In contrast, however, there are applications where small amounts of water should not separate from the oil. They must be kept in suspension until they are completely removed from the system via filters or during the next oil change. Most mobile hydraulic systems of excavators and other earthmoving machines, but also the hydraulic systems of machine tools, are therefore predominantly operated with hydraulic oils of type HLP-D (engine oils SAE 10W or 20W-20 also fall into this group). They have a relatively poor demulsifying capacity and have a dispersing effect.

The test method

To test the behavior of such oils against water, the water separability is determined according to DIN ISO 6614. For the test, 40 ml of distilled water and 40 ml of the oil are heated to 50°C respectively. The filled measuring cylinder is immersed in a heat bath at a constant temperature.
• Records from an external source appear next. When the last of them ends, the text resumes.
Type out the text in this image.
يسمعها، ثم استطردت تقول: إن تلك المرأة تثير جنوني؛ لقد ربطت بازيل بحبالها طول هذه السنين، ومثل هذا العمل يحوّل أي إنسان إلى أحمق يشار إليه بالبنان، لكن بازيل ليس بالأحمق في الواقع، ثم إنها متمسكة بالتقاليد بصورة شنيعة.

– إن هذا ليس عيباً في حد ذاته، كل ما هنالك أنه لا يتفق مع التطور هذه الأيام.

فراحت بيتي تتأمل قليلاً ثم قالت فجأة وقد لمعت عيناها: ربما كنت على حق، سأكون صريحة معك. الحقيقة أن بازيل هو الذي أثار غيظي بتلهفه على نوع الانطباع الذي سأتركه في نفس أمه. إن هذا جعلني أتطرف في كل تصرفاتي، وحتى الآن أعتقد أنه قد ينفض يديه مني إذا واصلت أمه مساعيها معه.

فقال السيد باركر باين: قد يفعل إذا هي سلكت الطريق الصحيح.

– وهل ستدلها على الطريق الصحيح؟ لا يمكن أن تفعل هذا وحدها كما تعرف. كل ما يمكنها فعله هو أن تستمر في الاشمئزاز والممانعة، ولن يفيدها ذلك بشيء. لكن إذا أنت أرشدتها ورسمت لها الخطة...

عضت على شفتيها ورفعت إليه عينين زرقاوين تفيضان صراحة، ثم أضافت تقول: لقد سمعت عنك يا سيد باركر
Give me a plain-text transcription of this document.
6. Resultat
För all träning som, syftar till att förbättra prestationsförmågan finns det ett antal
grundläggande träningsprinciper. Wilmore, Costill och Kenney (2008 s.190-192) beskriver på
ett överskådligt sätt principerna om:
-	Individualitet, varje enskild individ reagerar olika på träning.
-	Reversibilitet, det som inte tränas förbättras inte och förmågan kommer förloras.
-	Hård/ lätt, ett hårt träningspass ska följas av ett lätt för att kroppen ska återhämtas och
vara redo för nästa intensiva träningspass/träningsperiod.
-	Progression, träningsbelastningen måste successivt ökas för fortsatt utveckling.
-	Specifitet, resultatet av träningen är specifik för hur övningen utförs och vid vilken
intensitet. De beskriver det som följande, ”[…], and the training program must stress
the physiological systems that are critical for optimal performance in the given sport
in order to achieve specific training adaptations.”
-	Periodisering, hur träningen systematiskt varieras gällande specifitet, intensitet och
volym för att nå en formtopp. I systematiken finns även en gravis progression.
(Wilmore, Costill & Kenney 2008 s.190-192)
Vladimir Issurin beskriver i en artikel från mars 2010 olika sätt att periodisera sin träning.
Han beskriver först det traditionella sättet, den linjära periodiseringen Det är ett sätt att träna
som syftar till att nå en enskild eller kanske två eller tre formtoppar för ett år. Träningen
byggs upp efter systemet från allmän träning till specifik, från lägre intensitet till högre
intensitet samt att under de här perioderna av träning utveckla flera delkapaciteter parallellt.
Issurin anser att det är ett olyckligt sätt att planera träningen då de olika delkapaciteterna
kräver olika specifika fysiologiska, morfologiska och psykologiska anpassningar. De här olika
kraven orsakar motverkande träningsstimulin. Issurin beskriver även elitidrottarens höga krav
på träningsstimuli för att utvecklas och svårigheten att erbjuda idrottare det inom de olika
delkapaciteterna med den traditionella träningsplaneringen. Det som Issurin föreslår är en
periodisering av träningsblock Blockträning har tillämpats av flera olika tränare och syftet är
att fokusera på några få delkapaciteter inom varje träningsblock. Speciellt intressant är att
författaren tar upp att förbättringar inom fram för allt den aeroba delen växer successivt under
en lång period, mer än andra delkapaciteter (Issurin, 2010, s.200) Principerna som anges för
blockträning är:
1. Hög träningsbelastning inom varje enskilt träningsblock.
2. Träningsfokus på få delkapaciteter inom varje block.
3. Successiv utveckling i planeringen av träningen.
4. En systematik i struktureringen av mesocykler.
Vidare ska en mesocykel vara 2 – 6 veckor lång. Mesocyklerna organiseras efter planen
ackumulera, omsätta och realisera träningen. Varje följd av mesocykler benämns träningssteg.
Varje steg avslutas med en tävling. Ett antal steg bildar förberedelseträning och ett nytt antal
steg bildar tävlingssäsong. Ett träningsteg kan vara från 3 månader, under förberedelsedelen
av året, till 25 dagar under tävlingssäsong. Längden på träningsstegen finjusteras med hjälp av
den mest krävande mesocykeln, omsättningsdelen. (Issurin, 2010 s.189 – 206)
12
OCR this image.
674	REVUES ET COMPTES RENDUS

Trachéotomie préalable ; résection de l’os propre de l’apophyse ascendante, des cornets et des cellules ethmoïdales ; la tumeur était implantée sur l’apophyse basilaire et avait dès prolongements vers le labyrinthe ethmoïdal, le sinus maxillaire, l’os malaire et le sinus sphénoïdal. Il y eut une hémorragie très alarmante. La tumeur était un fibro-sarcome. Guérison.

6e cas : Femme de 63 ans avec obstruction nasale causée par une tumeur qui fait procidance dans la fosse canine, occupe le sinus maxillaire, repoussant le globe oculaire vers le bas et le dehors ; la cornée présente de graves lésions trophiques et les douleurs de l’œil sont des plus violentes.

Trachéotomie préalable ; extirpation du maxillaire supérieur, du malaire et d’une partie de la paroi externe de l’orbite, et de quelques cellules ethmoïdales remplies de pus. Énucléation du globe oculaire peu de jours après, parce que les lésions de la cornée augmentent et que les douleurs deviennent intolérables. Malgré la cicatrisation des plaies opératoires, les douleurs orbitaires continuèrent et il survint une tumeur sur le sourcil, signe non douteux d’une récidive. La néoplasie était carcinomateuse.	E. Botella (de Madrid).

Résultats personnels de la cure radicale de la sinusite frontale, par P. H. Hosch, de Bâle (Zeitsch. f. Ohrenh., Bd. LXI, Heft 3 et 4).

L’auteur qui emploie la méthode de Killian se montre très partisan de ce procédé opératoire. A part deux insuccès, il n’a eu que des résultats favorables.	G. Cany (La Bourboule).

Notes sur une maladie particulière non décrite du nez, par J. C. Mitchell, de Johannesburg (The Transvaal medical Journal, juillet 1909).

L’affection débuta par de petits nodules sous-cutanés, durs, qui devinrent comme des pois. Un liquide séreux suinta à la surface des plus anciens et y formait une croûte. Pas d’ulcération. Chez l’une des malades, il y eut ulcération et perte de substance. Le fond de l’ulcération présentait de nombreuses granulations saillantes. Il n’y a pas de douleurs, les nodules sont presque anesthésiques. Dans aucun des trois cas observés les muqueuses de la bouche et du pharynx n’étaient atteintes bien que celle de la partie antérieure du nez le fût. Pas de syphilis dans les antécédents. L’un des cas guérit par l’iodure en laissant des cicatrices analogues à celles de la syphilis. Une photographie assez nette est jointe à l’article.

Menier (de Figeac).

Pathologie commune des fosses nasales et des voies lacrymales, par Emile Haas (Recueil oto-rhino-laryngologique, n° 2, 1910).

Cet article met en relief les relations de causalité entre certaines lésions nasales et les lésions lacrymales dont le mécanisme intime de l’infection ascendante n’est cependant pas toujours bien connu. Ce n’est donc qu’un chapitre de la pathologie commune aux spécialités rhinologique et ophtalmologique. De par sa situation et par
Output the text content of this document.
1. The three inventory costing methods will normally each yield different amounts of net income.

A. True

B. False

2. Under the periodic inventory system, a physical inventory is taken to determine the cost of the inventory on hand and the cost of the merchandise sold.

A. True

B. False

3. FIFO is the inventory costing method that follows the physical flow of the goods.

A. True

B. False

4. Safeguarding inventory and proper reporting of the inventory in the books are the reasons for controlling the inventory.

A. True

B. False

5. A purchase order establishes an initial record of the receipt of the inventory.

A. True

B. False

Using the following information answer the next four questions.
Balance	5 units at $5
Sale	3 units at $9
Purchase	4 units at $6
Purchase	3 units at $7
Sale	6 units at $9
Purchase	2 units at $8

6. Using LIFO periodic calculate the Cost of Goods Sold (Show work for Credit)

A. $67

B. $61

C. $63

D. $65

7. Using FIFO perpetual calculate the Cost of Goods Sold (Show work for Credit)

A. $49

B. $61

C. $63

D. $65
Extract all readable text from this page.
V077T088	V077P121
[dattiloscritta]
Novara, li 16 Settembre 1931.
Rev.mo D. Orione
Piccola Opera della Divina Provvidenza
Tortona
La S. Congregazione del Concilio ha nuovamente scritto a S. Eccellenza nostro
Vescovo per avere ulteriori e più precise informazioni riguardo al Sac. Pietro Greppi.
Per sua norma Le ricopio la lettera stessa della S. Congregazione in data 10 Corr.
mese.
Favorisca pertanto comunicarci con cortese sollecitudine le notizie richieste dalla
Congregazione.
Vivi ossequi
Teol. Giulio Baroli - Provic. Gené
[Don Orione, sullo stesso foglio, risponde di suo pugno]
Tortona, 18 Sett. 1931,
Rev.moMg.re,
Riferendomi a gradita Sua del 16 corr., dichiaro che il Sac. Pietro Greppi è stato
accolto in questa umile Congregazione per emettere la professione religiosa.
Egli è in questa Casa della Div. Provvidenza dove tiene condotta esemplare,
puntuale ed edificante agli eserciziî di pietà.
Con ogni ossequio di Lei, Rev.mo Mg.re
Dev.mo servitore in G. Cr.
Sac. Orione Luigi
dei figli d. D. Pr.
The two liquids are intensively mixed for five minutes with a large-area stirring blade moved by a motor at 1,500 revolutions in the 1:1 oil-water mixture. The result is a uniformly cloudy and opaque-looking, unstable emulsion. After mixing, the stirring blade is removed from the milky emulsion. In the stationary sample, segregation starts due to gravity. Water settles to the bottom, oil floats on the top phase. At intervals of five minutes each, the volumes of water, oil and the intervening emulsion phase are measured. The appearance of the three individual phases is described. This measurement of volumes is continued until the volume of the emulsion layer lying between the oil and water is less than 3 ml. The test is stopped after one hour if the emulsion content has not reached 3 ml by then.

The indication of the result is usually numerical. Here is an example:

In addition, the appearance of the three layers and their interfaces can be specified as a letter code according to the following scheme:


Oil: a) clear
  b) turbid
  c) cloudy or milky
Water: a) clear
  b) emulsified or bubbly or both
  c) turbid
  d) cloudy or milky
Emulsion: a) loose and emulsified
  b) cloudy or milky
  c) smooth
Layers: k) well separated, sharp

l) poorly separated, bubbles

  m) poorly separated, emulsified



OELCHECK has additionally visualized the test progress and the test end. A camera is used to photograph the test cylinder, because a picture says more than the above number and letter codes.